Missing data and multiple imputation
Complete responses to all items in the pre- and post-surveys were uncommon. After accounting for issues with non-response, 145 out of 620 consenting students from Year 1 and 128 out of 410 consenting students from Year 2 provided complete case data (40.8% of the consenting students).
To handle issues with missing data, the regression analyses described above were run two different ways. First by using listwise deletion and then using multiple imputation methods. For the imputation, we assumed that data were missing at random (MAR) (Rubin 2004), because class grades, which were available for nearly every student, were negatively associated with data missingness. A Mann–Whitney test indicated that students with complete data for the surveys performed significantly better in the course than those with missing data, U = 69,678, p < 0.001. Multiple imputation was run with a fully conditional specification (van Buuren 2007, 2018) in R using the mice package (van Buuren et al. 2011). Predictive mean matching (pmm) was used to calculate imputed values of all variables (Andridge and Little 2010).

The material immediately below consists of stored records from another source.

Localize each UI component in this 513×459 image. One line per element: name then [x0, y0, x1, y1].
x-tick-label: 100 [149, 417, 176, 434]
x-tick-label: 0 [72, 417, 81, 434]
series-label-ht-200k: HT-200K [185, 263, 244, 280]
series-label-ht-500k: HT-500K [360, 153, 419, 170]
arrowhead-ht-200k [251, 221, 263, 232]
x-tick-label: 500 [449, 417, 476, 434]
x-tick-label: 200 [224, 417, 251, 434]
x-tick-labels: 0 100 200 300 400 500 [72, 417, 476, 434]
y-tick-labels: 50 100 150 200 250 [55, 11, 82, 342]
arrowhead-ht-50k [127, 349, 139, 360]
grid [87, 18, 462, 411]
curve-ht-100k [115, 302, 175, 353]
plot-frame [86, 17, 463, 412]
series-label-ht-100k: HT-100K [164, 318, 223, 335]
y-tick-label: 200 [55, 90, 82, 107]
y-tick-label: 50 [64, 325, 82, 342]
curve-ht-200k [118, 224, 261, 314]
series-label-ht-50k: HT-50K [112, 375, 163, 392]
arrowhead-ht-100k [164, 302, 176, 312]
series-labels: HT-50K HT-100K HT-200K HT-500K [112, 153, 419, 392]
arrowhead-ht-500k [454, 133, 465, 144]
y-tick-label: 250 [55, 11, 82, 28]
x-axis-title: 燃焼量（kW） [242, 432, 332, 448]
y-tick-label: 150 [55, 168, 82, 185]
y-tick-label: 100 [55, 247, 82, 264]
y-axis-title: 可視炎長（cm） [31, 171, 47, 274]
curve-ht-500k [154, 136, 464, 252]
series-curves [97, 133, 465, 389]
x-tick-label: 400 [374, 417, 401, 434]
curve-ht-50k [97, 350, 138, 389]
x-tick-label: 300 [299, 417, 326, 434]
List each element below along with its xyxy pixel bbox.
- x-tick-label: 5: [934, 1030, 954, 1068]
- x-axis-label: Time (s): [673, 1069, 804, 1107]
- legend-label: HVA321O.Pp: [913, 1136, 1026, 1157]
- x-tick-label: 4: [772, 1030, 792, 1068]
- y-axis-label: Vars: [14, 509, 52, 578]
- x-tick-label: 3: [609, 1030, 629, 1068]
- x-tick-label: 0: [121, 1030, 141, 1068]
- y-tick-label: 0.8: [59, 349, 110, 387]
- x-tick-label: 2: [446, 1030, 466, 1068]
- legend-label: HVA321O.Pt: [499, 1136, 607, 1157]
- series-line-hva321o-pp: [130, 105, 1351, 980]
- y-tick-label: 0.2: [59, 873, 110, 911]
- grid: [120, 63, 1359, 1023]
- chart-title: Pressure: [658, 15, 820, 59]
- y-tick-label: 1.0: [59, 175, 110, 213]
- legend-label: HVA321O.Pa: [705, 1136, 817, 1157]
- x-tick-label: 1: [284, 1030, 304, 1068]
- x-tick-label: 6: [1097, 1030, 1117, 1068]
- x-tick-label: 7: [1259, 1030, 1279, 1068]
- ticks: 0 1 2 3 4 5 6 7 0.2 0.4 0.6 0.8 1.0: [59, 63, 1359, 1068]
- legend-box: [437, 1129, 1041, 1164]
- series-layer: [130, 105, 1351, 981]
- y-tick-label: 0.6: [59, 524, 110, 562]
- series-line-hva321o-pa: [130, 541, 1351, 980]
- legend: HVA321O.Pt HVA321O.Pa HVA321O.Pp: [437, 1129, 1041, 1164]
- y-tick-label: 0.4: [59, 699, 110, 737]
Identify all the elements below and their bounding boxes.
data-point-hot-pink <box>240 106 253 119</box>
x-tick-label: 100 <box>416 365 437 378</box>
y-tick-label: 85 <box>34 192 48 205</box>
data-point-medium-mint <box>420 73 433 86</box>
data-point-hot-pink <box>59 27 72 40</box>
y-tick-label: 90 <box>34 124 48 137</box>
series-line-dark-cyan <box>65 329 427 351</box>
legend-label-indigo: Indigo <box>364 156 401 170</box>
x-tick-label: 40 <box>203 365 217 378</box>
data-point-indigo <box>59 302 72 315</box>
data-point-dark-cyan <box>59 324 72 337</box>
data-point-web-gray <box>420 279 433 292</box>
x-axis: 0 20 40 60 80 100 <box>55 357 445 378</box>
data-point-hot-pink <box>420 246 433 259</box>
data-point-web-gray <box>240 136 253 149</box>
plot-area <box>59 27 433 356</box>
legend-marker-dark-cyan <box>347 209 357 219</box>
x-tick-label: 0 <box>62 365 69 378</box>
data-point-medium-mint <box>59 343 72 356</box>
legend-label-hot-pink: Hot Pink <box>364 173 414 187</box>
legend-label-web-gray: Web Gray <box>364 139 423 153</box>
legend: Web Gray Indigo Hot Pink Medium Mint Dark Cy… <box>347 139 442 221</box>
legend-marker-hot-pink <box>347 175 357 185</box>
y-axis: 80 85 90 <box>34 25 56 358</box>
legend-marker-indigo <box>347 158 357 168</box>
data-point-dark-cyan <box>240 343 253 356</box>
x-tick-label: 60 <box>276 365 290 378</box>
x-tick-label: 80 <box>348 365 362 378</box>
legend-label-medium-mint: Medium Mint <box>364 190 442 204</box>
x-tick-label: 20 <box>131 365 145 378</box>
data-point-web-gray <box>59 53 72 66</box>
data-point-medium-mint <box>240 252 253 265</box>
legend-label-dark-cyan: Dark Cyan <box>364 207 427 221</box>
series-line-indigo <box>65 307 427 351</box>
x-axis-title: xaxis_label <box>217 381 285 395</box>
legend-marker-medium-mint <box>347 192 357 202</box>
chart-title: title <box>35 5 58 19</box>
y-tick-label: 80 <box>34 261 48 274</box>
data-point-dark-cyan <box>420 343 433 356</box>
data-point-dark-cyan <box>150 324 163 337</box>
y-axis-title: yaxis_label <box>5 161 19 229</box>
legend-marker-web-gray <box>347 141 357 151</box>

All variables were imputed at the level of the sum score. Because interactions were of theoretical interest, imputations were performed separately for students in the human arm and students in the animal arm of the study. One hundred datasets were imputed for each subset before being recombined into the final imputed datasets. Diagnostics for convergence and model fit were performed before analyses were performed on the imputed data (Additional file 1: Figures S3–S14). Regression model results were pooled according to recommended guidelines (Rubin 2004).
Model estimates were similar between listwise deletion and the imputed datasets for all models. However, because of uncertainty involved in analyses with missing data, we report regression results for both methods.